Yine de, kuşlardan geçen H5N1 virüsü yüzünden gribe yakalanan insanlar için şu an eldeki tek çare, bu ilaçlar.
Dünya Sağlık Örgütü, H5N1 virüsünün, amantadin ve rimantadin adlı ilaçlara karşı hızla direnç kazandığını iddia ediyor.
Bu iddiada belirli bir gerçeklik payı var. İnsanlar için geliştirilmiş olmalarına karşın Güneydoğu Asya ülkelerinde kanatlılardaki kuş gribi hastalığına karşı kullanılan bu ilaçlara karşı, Vietnam, Tayland, Kamboçya, Laos ve Malezya'da görülen H5N1 virüslerinin direnç geliştirdiği saptanmış durumda.
Ancak birincisi, virüslerin dünyanın her yanındaki tüketimi hızla artan Tamiflu'ya karşı da direnç geliştirmeleri kaçınılmaz. Özellikle de, gereksiz Tamiflu tüketimi bu ölçüde teşvik edilirken... İlacın sadece tedavi için değil, aynı zamanda koruyucu olarak kullanılması teşvik ediliyor ve yüksek riskli bölgeler dışında bu tür bir kullanım zararlı.
İkincisi, Vietnam'da kuş gribine yakalanan bir hastanın taşıdığı virüsün, diğerlerinden çok daha yeni bir ilaç olan Tamiflu'ya dirençli olduğu saptanmış durumda.
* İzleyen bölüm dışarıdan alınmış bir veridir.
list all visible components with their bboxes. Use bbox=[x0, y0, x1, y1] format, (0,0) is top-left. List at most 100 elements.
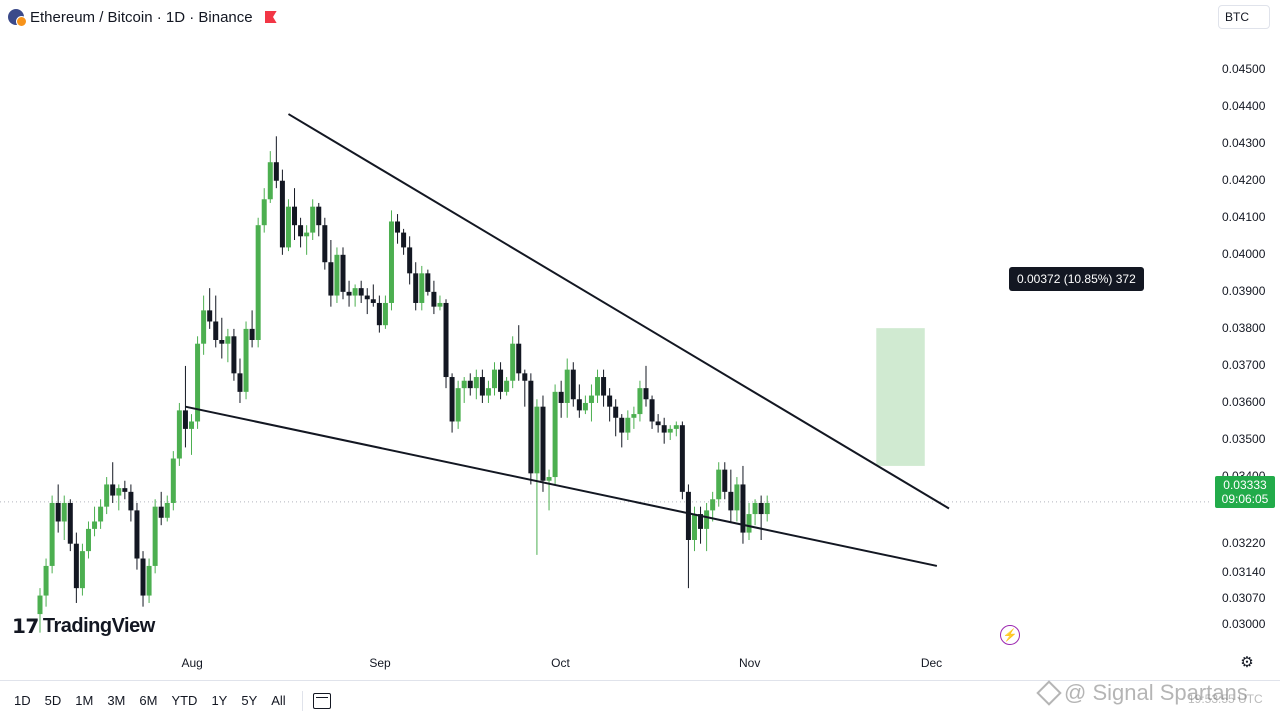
candle-body bbox=[170, 458, 176, 503]
candle-body bbox=[61, 502, 67, 522]
candle-body bbox=[431, 291, 437, 307]
candle-body bbox=[522, 373, 528, 381]
candle-body bbox=[146, 565, 152, 596]
candle-body bbox=[370, 299, 376, 303]
candle-body bbox=[207, 310, 213, 322]
candle-body bbox=[570, 369, 576, 400]
candle-body bbox=[213, 321, 219, 340]
candle-body bbox=[110, 484, 116, 496]
range-button-all[interactable]: All bbox=[271, 693, 286, 708]
candle-body bbox=[685, 491, 691, 540]
candle-body bbox=[310, 206, 316, 233]
candle-body bbox=[243, 328, 249, 392]
candle-body bbox=[401, 232, 407, 248]
candle-body bbox=[376, 302, 382, 326]
range-button-1d[interactable]: 1D bbox=[14, 693, 31, 708]
candle-body bbox=[625, 417, 631, 433]
candle-body bbox=[152, 506, 158, 566]
candle-body bbox=[364, 295, 370, 300]
candle-body bbox=[740, 484, 746, 533]
candle-body bbox=[104, 484, 110, 507]
candle-body bbox=[516, 343, 522, 374]
candle-body bbox=[691, 514, 697, 540]
candle-body bbox=[249, 328, 255, 340]
candle-body bbox=[388, 221, 394, 303]
tradingview-logo[interactable]: 𝟭𝟳 TradingView bbox=[12, 614, 155, 639]
candle-body bbox=[764, 502, 770, 515]
candle-body bbox=[340, 254, 346, 292]
currency-button[interactable]: BTC bbox=[1218, 5, 1270, 29]
candle-body bbox=[225, 336, 231, 344]
candle-body bbox=[758, 502, 764, 515]
candle-body bbox=[643, 388, 649, 400]
candle-body bbox=[219, 340, 225, 344]
candle-body bbox=[455, 388, 461, 422]
candle-body bbox=[661, 425, 667, 433]
candle-body bbox=[679, 425, 685, 492]
candle-body bbox=[255, 225, 261, 340]
candle-body bbox=[710, 499, 716, 511]
calendar-icon[interactable] bbox=[312, 692, 331, 709]
logo-text: TradingView bbox=[42, 615, 155, 637]
candle-body bbox=[273, 162, 279, 181]
candle-body bbox=[613, 406, 619, 418]
candle-body bbox=[504, 380, 510, 392]
current-price: 0.03333 bbox=[1223, 478, 1267, 492]
candle-body bbox=[292, 206, 298, 226]
candle-body bbox=[595, 377, 601, 396]
candle-body bbox=[231, 336, 237, 374]
candle-body bbox=[637, 388, 643, 415]
range-button-1m[interactable]: 1M bbox=[75, 693, 94, 708]
range-button-5d[interactable]: 5D bbox=[44, 693, 62, 708]
flag-icon[interactable] bbox=[264, 11, 277, 23]
lower-trendline bbox=[185, 405, 938, 567]
candle-body bbox=[461, 380, 467, 389]
candle-body bbox=[734, 484, 740, 511]
candle-body bbox=[437, 302, 443, 307]
watermark-logo-icon bbox=[1036, 680, 1062, 706]
candle-body bbox=[558, 391, 564, 403]
range-button-5y[interactable]: 5Y bbox=[241, 693, 258, 708]
candle-body bbox=[752, 502, 758, 515]
price-tick-label: 0.04000 bbox=[1222, 246, 1266, 261]
range-button-1y[interactable]: 1Y bbox=[211, 693, 228, 708]
range-button-group: 1D 5D 1M 3M 6M YTD 1Y 5Y All bbox=[8, 691, 292, 710]
range-button-3m[interactable]: 3M bbox=[107, 693, 126, 708]
candle-body bbox=[667, 428, 673, 433]
price-tick-label: 0.03000 bbox=[1222, 617, 1266, 632]
candlestick-chart[interactable] bbox=[0, 0, 1210, 652]
candle-body bbox=[655, 421, 661, 426]
chart-area[interactable] bbox=[0, 0, 1210, 652]
candle-body bbox=[304, 232, 310, 237]
price-tick-label: 0.03500 bbox=[1222, 432, 1266, 446]
current-price-tag: 0.03333 09:06:05 bbox=[1215, 476, 1275, 508]
candle-body bbox=[698, 514, 704, 529]
candle-body bbox=[619, 417, 625, 433]
candle-body bbox=[128, 491, 134, 511]
upper-trendline bbox=[287, 113, 950, 510]
candle-body bbox=[176, 410, 182, 459]
candle-body bbox=[195, 343, 201, 422]
price-tick-label: 0.04300 bbox=[1222, 135, 1266, 150]
price-tick-label: 0.03600 bbox=[1222, 394, 1266, 409]
candle-body bbox=[134, 510, 140, 559]
candle-body bbox=[413, 273, 419, 303]
watermark: @ Signal Spartans bbox=[1036, 680, 1248, 706]
range-button-6m[interactable]: 6M bbox=[139, 693, 158, 708]
symbol-title[interactable]: Ethereum / Bitcoin · 1D · Binance bbox=[30, 8, 253, 26]
candle-body bbox=[607, 395, 613, 407]
candle-body bbox=[485, 388, 491, 396]
candle-body bbox=[728, 491, 734, 511]
time-tick-label: Nov bbox=[739, 656, 761, 670]
candle-body bbox=[649, 399, 655, 422]
range-button-ytd[interactable]: YTD bbox=[171, 693, 198, 708]
gear-icon[interactable]: ⚙ bbox=[1240, 654, 1254, 671]
candle-body bbox=[73, 543, 79, 589]
candle-body bbox=[316, 206, 322, 226]
candle-body bbox=[158, 506, 164, 518]
price-tick-label: 0.03140 bbox=[1222, 565, 1266, 580]
candle-body bbox=[352, 288, 358, 296]
lightning-icon[interactable]: ⚡ bbox=[1000, 625, 1020, 645]
candle-body bbox=[564, 369, 570, 403]
candle-body bbox=[498, 369, 504, 392]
Üçüncüsü ve asıl önemlisi, kuşlardan insanlara bulaşan H5N1 virüslerinin yol açtığı hastalıklar, kolaylıkla ihmal edilebilecek kadar az. Dünya ölçeğinde üç yıllık bir süre boyunca (2003-2005) insanlarda sadece 142 vaka kaydedilmiş durumda (her yıl dünyada ortalama 1.2 milyon kişi akciğer kanserine yakalanıyor). Asıl tehlike, H5N1 virüsünün insandan insana bulaşabilen bir türünün ortaya çıkması. Bu türe karşı hangi ilacın etkili olabileceği konusunda ise hiçbir bilgi bulunmuyor.
Tüm bunların ötesinde, Güneydoğu Asya ülkelerindeki H5N1 virüslerinin amantadine karşı direnç geliştirmiş olmalarına karşın, Türkiye'ye de ulaşan kuş gribi salgınına yol açan H5N1 virüslerinin bu ilaca dirençli olmadığı, yani amantadin adlı ilacın etkili olabileceği saptandı.
Yapılan araştırmalar, amantadin adlı ilacın, Rusya ve Çin'de ortaya çıkan H5N1 virüslerine karşı, Tamiflu kadar etkili olduklarını ortaya koyuyor. Türkiye, Romanya ve Hırvatistan'da ortaya çıkan H5N1 virüsleri Rusya ve Çin'dekilerle akraba ve bu nedenle amantadin'in Avrupa'daki kuş gribi vakalarında da Tamiflu kadar etkili olması olasılığı çok yüksek.
Kısacası, kuş gribi korkusu medya desteğiyle büyütülür ve bir panik havası yaratılırken, bu işten reklam ve pazarlama olanakları geniş ilaç tekelleri yararlanıyor. İnsan sağlığı da hiçe sayılarak, her tür kriz, bir "fırsat'a dönüştürülüyor.